Pierluigi da Palestrina, Jesu rex admirabilis, The Monteverdi Choir, John Eliot Gardiner, direction

Cathédrale Saint-Etienne, Bourges, Le propriétaire insensé, début du XIIIe s.

Luc 12, 13-21
En ce temps-là, du milieu de la foule, quelqu’un demanda à Jésus : « Maître, dis à mon frère de partager avec moi notre héritage. » Jésus lui répondit : « Homme, qui donc m’a établi pour être votre juge ou l’arbitre de vos partages ? » Puis, s’adressant à tous : « Gardez-vous bien de toute avidité, car la vie de quelqu’un, même dans l’abondance, ne dépend pas de ce qu’il possède. » Et il leur dit cette parabole : « Il y avait un homme riche, dont le domaine avait bien rapporté. Il se demandait : ‘Que vais-je faire ? Car je n’ai pas de place pour mettre ma récolte.’ Puis il se dit : ‘Voici ce que je vais faire : je vais démolir mes greniers, j’en construirai de plus grands et j’y mettrai tout mon blé et tous mes biens. Alors je me dirai à moi-même : Te voilà donc avec de nombreux biens à ta disposition, pour de nombreuses années. Repose-toi, mange, bois, jouis de l’existence.’ Mais Dieu lui dit : ‘Tu es fou : cette nuit même, on va te redemander ta vie. Et ce que tu auras accumulé, qui l’aura ?’ Voilà ce qui arrive à celui qui amasse pour lui-même, au lieu d’être riche en vue de Dieu. »

A gauche, le propriétaire insensé, voyant sa récolte donne l’ordre de construire un grenier pour stocker sa richesse nouvelle.

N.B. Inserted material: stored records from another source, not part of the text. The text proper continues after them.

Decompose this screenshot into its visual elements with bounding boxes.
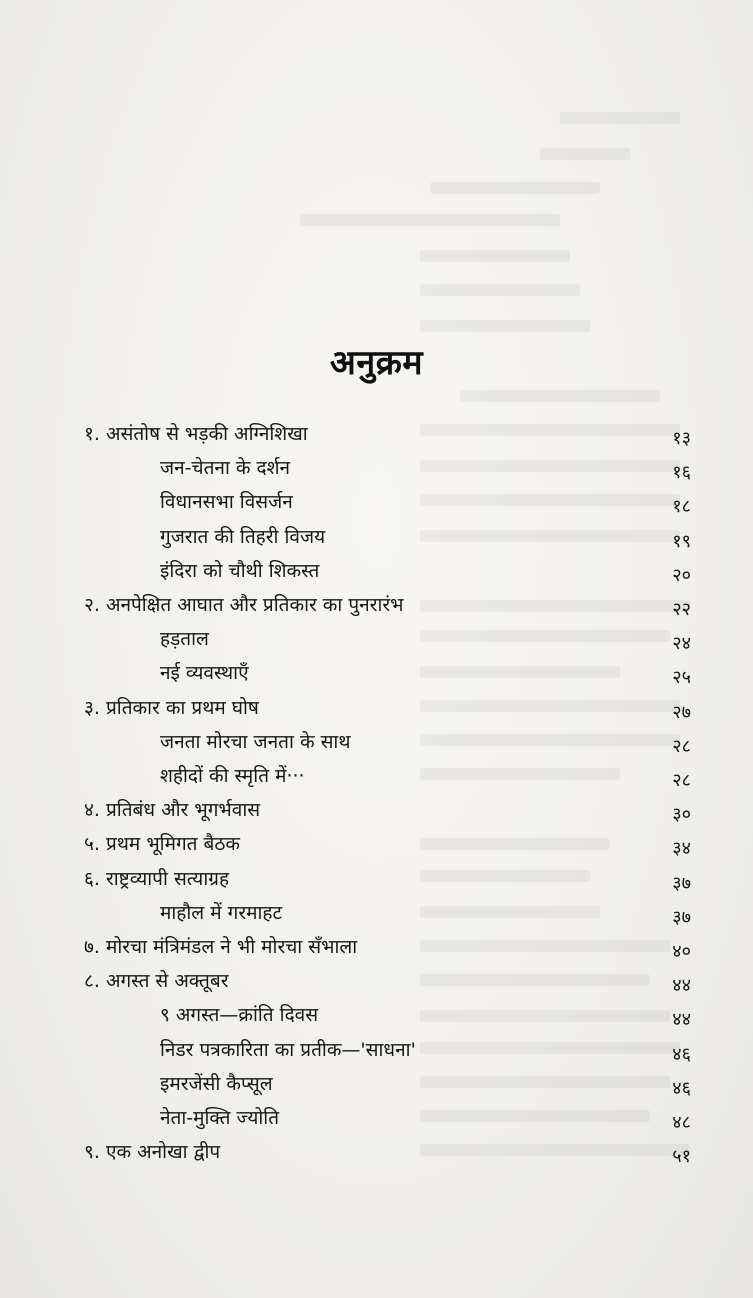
page-number: २० [672,564,691,586]
section-title: नेता-मुक्ति ज्योति [160,1107,280,1129]
toc-row [0,523,753,557]
page-number: ४६ [672,1043,691,1065]
section-title: निडर पत्रकारिता का प्रतीक—'साधना' [160,1038,416,1061]
section-title: नई व्यवस्थाएँ [160,662,249,685]
toc-row [0,625,753,659]
toc-row [0,967,753,1001]
chapter-title: ८. अगस्त से अक्तूबर [84,970,229,993]
toc-row [0,1104,753,1138]
page-number: १८ [672,496,691,518]
toc-row [0,865,753,899]
section-title: विधानसभा विसर्जन [160,491,293,514]
page-number: ४८ [672,1112,691,1133]
page-number: ५१ [672,1146,691,1168]
toc-row [0,420,753,454]
section-title: जन-चेतना के दर्शन [160,457,291,480]
page-number: ४६ [672,1077,691,1099]
section-title: इंदिरा को चौथी शिकस्त [160,559,320,582]
section-title: जनता मोरचा जनता के साथ [160,730,351,753]
section-title: ९ अगस्त—क्रांति दिवस [160,1004,319,1027]
toc-row [0,1070,753,1104]
page-number: २५ [672,667,691,689]
toc-row [0,762,753,796]
section-title: शहीदों की स्मृति में··· [160,765,305,787]
toc-row [0,1036,753,1070]
toc-row [0,728,753,762]
toc-row [0,488,753,522]
page-number: ३४ [672,838,691,860]
toc-row [0,1138,753,1172]
toc-row [0,796,753,830]
toc-row [0,454,753,488]
page-number: २८ [672,735,691,757]
chapter-title: २. अनपेक्षित आघात और प्रतिकार का पुनरारंभ [84,594,404,616]
toc-row [0,591,753,625]
section-title: इमरजेंसी कैप्सूल [160,1072,273,1095]
chapter-title: ७. मोरचा मंत्रिमंडल ने भी मोरचा सँभाला [84,936,358,958]
page-number: २७ [672,701,691,723]
page-number: २२ [672,599,691,620]
chapter-title: ४. प्रतिबंध और भूगर्भवास [84,799,261,822]
page-number: १९ [672,530,691,552]
section-title: गुजरात की तिहरी विजय [160,525,326,548]
page-number: १३ [672,428,691,449]
page-number: १६ [672,462,691,484]
toc-row [0,830,753,864]
page-number: ४४ [672,975,691,997]
page-number: ३७ [672,906,691,928]
chapter-title: ९. एक अनोखा द्वीप [84,1141,221,1164]
toc-row [0,694,753,728]
toc-row [0,659,753,693]
page-number: ४४ [672,1009,691,1031]
section-title: माहौल में गरमाहट [160,901,283,924]
toc-row [0,933,753,967]
section-title: हड़ताल [160,628,209,651]
page-number: ३७ [672,872,691,894]
page-number: ३० [672,804,691,826]
chapter-title: ५. प्रथम भूमिगत बैठक [84,833,240,856]
page-number: ४० [672,941,691,962]
page-number: २८ [672,770,691,791]
toc-row [0,899,753,933]
page-title: अनुक्रम [329,343,424,383]
toc-row [0,557,753,591]
page-number: २४ [672,633,691,655]
toc-row [0,1001,753,1035]
chapter-title: ६. राष्ट्रव्यापी सत्याग्रह [84,867,230,890]
chapter-title: ३. प्रतिकार का प्रथम घोष [84,696,259,719]
chapter-title: १. असंतोष से भड़की अग्निशिखा [84,423,308,445]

Au centre, la construction du grenier à blé. Il est bon de se souvenir que le vitrail a été offert par les maçons de Bourges.

A droite, Dieu dit au propriétaire : « cette nuit même, on va te redemander ta vie. Et ce que tu auras accumulé, qui l’aura ? »

Jésus pose directement la question du rapport aux richesses et, de manière générale, à tous les biens de la création. Toute prévision n’est pas mauvaise dès lors qu’elle n’est pas avidité et égoïsme, mais gestion prudente en vue du bien commun.